China fact (estimate) of the day

The China Medical Doctors’ Association recently found that 13 per cent of doctors surveyed had been physically attacked in the past year.

The FT article by Andrew Ward and Patti Waldmeir is interesting throughout, here is another bit:

Doctors are paid on average one-fifth the amount received by their counterparts in Europe and are required to see up to 150 patients a day.

Overall the Chinese health care system is considered to be extremely corrupt.

The optimal regulation of massage and prostitution

The job market paper of Amanda Nguyen, of UCLA, is on that topic, I found her results intriguing:

Despite its illegality, prostitution is a multi-billion dollar industry in the U.S. A growing share of this black market operates covertly behind massage parlor fronts.

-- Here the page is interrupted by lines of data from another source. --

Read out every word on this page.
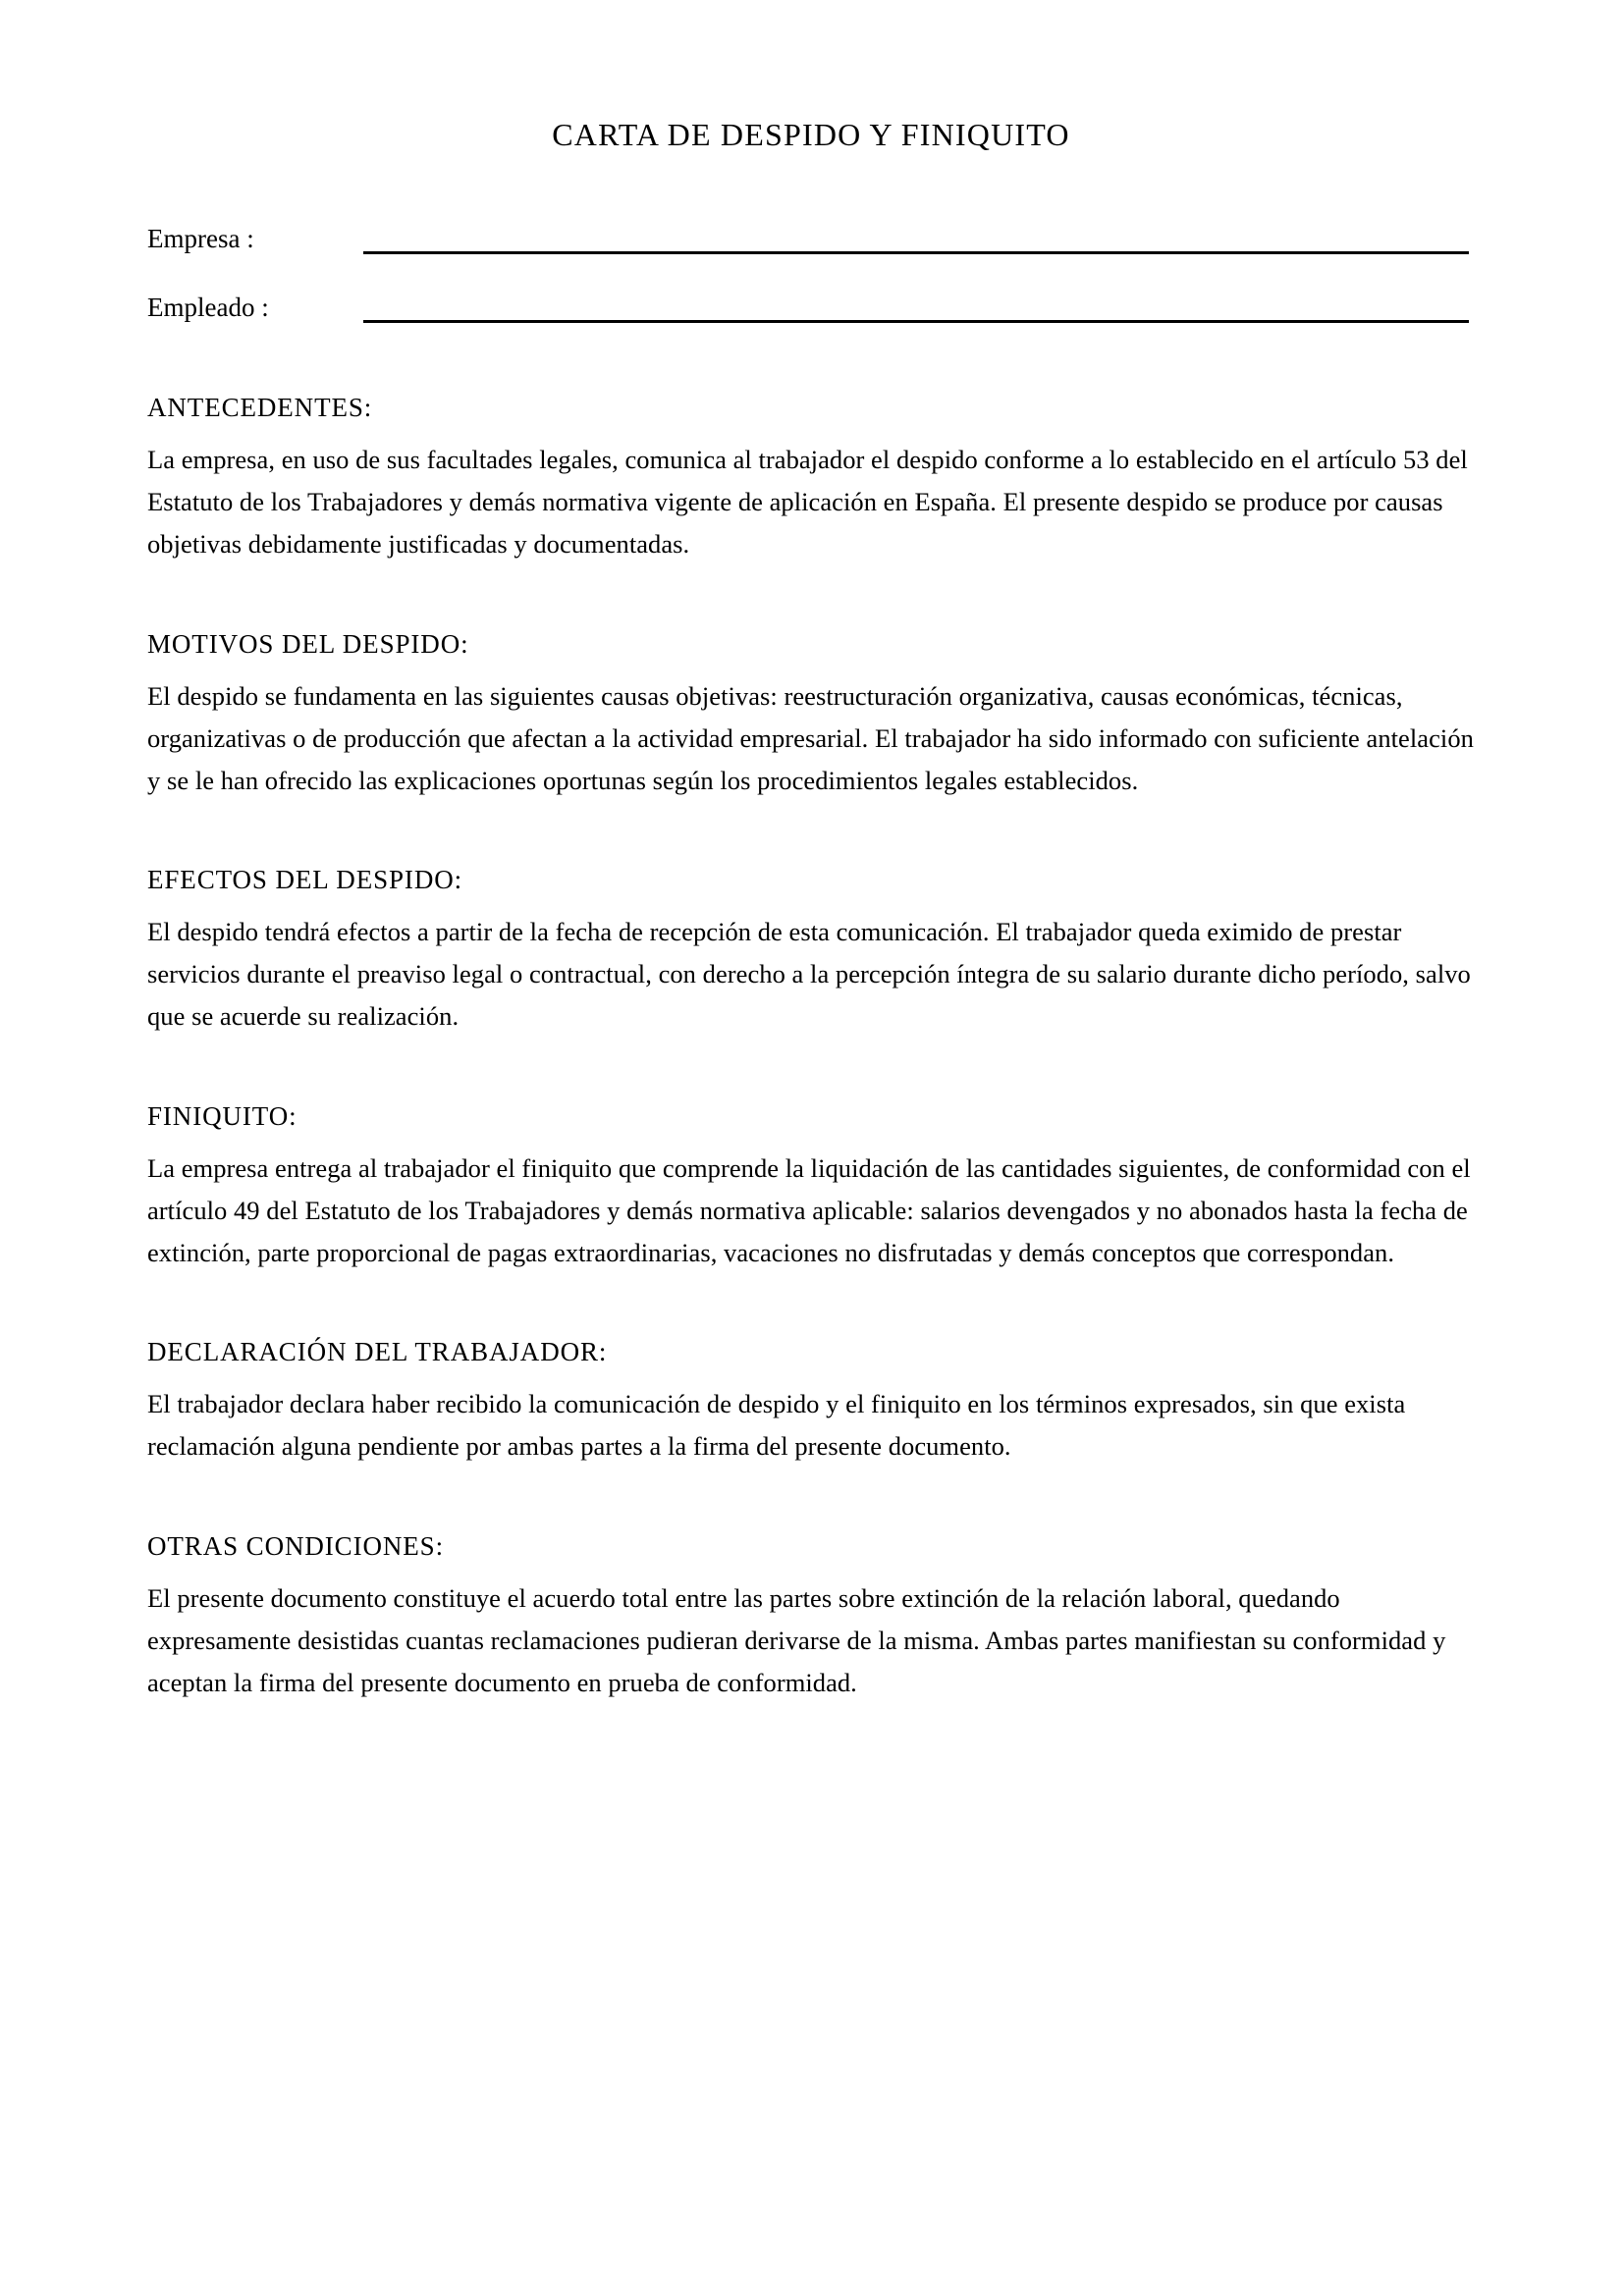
CARTA DE DESPIDO Y FINIQUITO
Empresa :
Empleado :
ANTECEDENTES:

La empresa, en uso de sus facultades legales, comunica al trabajador el despido conforme a lo establecido en el artículo 53 del Estatuto de los Trabajadores y demás normativa vigente de aplicación en España. El presente despido se produce por causas objetivas debidamente justificadas y documentadas.

MOTIVOS DEL DESPIDO:

El despido se fundamenta en las siguientes causas objetivas: reestructuración organizativa, causas económicas, técnicas, organizativas o de producción que afectan a la actividad empresarial. El trabajador ha sido informado con suficiente antelación y se le han ofrecido las explicaciones oportunas según los procedimientos legales establecidos.

EFECTOS DEL DESPIDO:

El despido tendrá efectos a partir de la fecha de recepción de esta comunicación. El trabajador queda eximido de prestar servicios durante el preaviso legal o contractual, con derecho a la percepción íntegra de su salario durante dicho período, salvo que se acuerde su realización.

FINIQUITO:

La empresa entrega al trabajador el finiquito que comprende la liquidación de las cantidades siguientes, de conformidad con el artículo 49 del Estatuto de los Trabajadores y demás normativa aplicable: salarios devengados y no abonados hasta la fecha de extinción, parte proporcional de pagas extraordinarias, vacaciones no disfrutadas y demás conceptos que correspondan.

DECLARACIÓN DEL TRABAJADOR:

El trabajador declara haber recibido la comunicación de despido y el finiquito en los términos expresados, sin que exista reclamación alguna pendiente por ambas partes a la firma del presente documento.

OTRAS CONDICIONES:

El presente documento constituye el acuerdo total entre las partes sobre extinción de la relación laboral, quedando expresamente desistidas cuantas reclamaciones pudieran derivarse de la misma. Ambas partes manifiestan su conformidad y aceptan la firma del presente documento en prueba de conformidad.
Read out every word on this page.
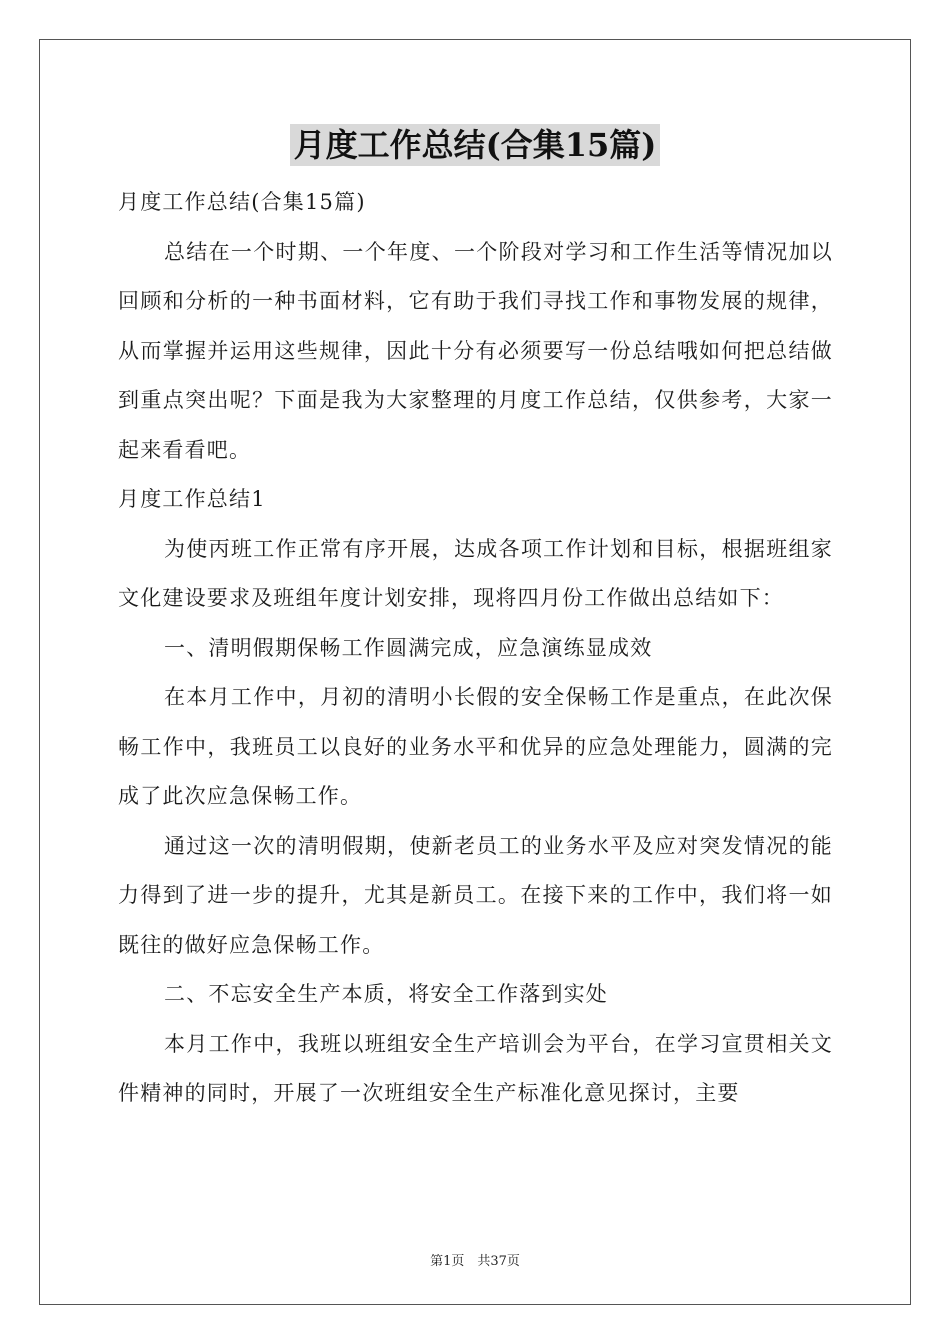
月度工作总结(合集15篇)

月度工作总结(合集15篇)

总结在一个时期、一个年度、一个阶段对学习和工作生活等情况加以回顾和分析的一种书面材料，它有助于我们寻找工作和事物发展的规律，从而掌握并运用这些规律，因此十分有必须要写一份总结哦如何把总结做到重点突出呢？下面是我为大家整理的月度工作总结，仅供参考，大家一起来看看吧。

月度工作总结1

为使丙班工作正常有序开展，达成各项工作计划和目标，根据班组家文化建设要求及班组年度计划安排，现将四月份工作做出总结如下：

一、清明假期保畅工作圆满完成，应急演练显成效

在本月工作中，月初的清明小长假的安全保畅工作是重点，在此次保畅工作中，我班员工以良好的业务水平和优异的应急处理能力，圆满的完成了此次应急保畅工作。

通过这一次的清明假期，使新老员工的业务水平及应对突发情况的能力得到了进一步的提升，尤其是新员工。在接下来的工作中，我们将一如既往的做好应急保畅工作。

二、不忘安全生产本质，将安全工作落到实处

本月工作中，我班以班组安全生产培训会为平台，在学习宣贯相关文件精神的同时，开展了一次班组安全生产标准化意见探讨，主要

第1页　共37页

This paper examines how changes to licensing in the legal market for massage parlors can impact the total size and risk composition of the black market for prostitution, which operates either illegally through escorts or quasi-legally in massage parlors. These changes in market structure and risk consequently determine the net impact of prostitution on sexually transmitted diseases (STDs) and sexual violence. I track the impact of two policy changes in California that resulted in large variation in barriers to entry via massage licensing fees. Using a novel dataset scraped from Internet review websites, I find that lower barriers to entry for massage parlors makes the black market for prostitution larger, but also less risky. This is due to illegal prostitution buyers and suppliers switching to the quasi-legal sector, as well as quasi-legal sex workers facing a reduced wage premium for high-risk behavior. Consequently, the incidence of gonorrhea and rape falls in the general population. I also present evidence that growth in the quasi-legal sector imposes a negative competition externality on purely legal massage firms.

I don’t find the rape result intuitive, but I am seeing it pop up in a number of papers, so perhaps it should be taken seriously.